January 25, 2022
United States Securities and Exchange Commission
Division of Corporation Finance
Office of Mergers & Acquisitions
100 F Street, N.E.
Washington, D.C. 20549-3561
Attention: Perry Hindin
Re: | Dawson Geophysical Company |
Filed on January 10, 2022 by WB Acquisitions Inc. and Wilks Brothers, LLC
File No. 005-37717
Ladies and Gentlemen:
Set forth below is the response of WB Acquisitions Inc. (“Merger Sub”) on behalf of itself and Wilks Brothers, LLC (“Parent”), to the comment received from the staff of the Division of Corporation Finance (the “Staff”) of the Securities and Exchange Commission (the “Commission”) by phone call and email on January 10, 2022, with respect to Schedule TO-T/A2, File No. 005-37717, filed with the Commission on January 10, 2022 (the “Amended Offer Materials”).
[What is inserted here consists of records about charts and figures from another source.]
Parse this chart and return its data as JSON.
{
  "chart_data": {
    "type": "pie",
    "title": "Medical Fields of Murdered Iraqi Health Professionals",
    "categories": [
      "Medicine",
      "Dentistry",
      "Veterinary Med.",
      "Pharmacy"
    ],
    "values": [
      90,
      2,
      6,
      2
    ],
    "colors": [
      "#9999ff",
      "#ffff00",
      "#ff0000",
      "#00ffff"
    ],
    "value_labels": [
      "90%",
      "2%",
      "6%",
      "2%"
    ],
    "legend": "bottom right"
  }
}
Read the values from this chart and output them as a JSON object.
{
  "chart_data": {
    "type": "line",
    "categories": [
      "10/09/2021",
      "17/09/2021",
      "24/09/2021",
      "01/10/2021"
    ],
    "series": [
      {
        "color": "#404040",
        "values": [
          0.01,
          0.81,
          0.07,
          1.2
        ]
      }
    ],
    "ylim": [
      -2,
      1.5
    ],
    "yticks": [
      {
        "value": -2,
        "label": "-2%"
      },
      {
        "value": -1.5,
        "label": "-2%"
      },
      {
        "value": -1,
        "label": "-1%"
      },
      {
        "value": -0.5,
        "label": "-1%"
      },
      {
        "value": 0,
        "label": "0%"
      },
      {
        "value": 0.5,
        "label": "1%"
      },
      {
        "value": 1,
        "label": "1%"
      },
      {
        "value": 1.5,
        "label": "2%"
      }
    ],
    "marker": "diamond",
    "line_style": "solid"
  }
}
Capitalized terms used herein and not defined have the meanings given in the Amended Offer Materials and in the previously filed Tender Offer materials. In its comment, the Staff raised the following guidance found in Exchange Act Release No. 23421 and inquired as to Parent’s position regarding the length of the extension of the Offer.
The minimum period during which an offer must remain open following material changes in the terms of the offer or information concerning the offer, other than a change in price or percentage of securities sought, will depend on the facts and circumstances, including the relative materiality of the terms or information. As a general rule, the Commission is of the view that, to allow dissemination to shareholders “in a manner reasonably designed to inform [them] of such change” (17 CFR 240.14d-4(c)), the offer should remain open for a minimum of five business days from the date that the material change is first published, sent or given to security holders. If material changes are made with respect to information that approaches the significance of price and share levels, a minimum period of ten business days may be required to allow for adequate dissemination and investor response. Moreover, the five business day period may not be sufficient where revised or additional materials are required because disclosure disseminated to security holders is found to be materially deficient. Similarly, a particular form of dissemination may be required. For example, amended disclosure material designed to correct materially deficient material previously delivered to security holders would have to be delivered rather than disseminated by publication.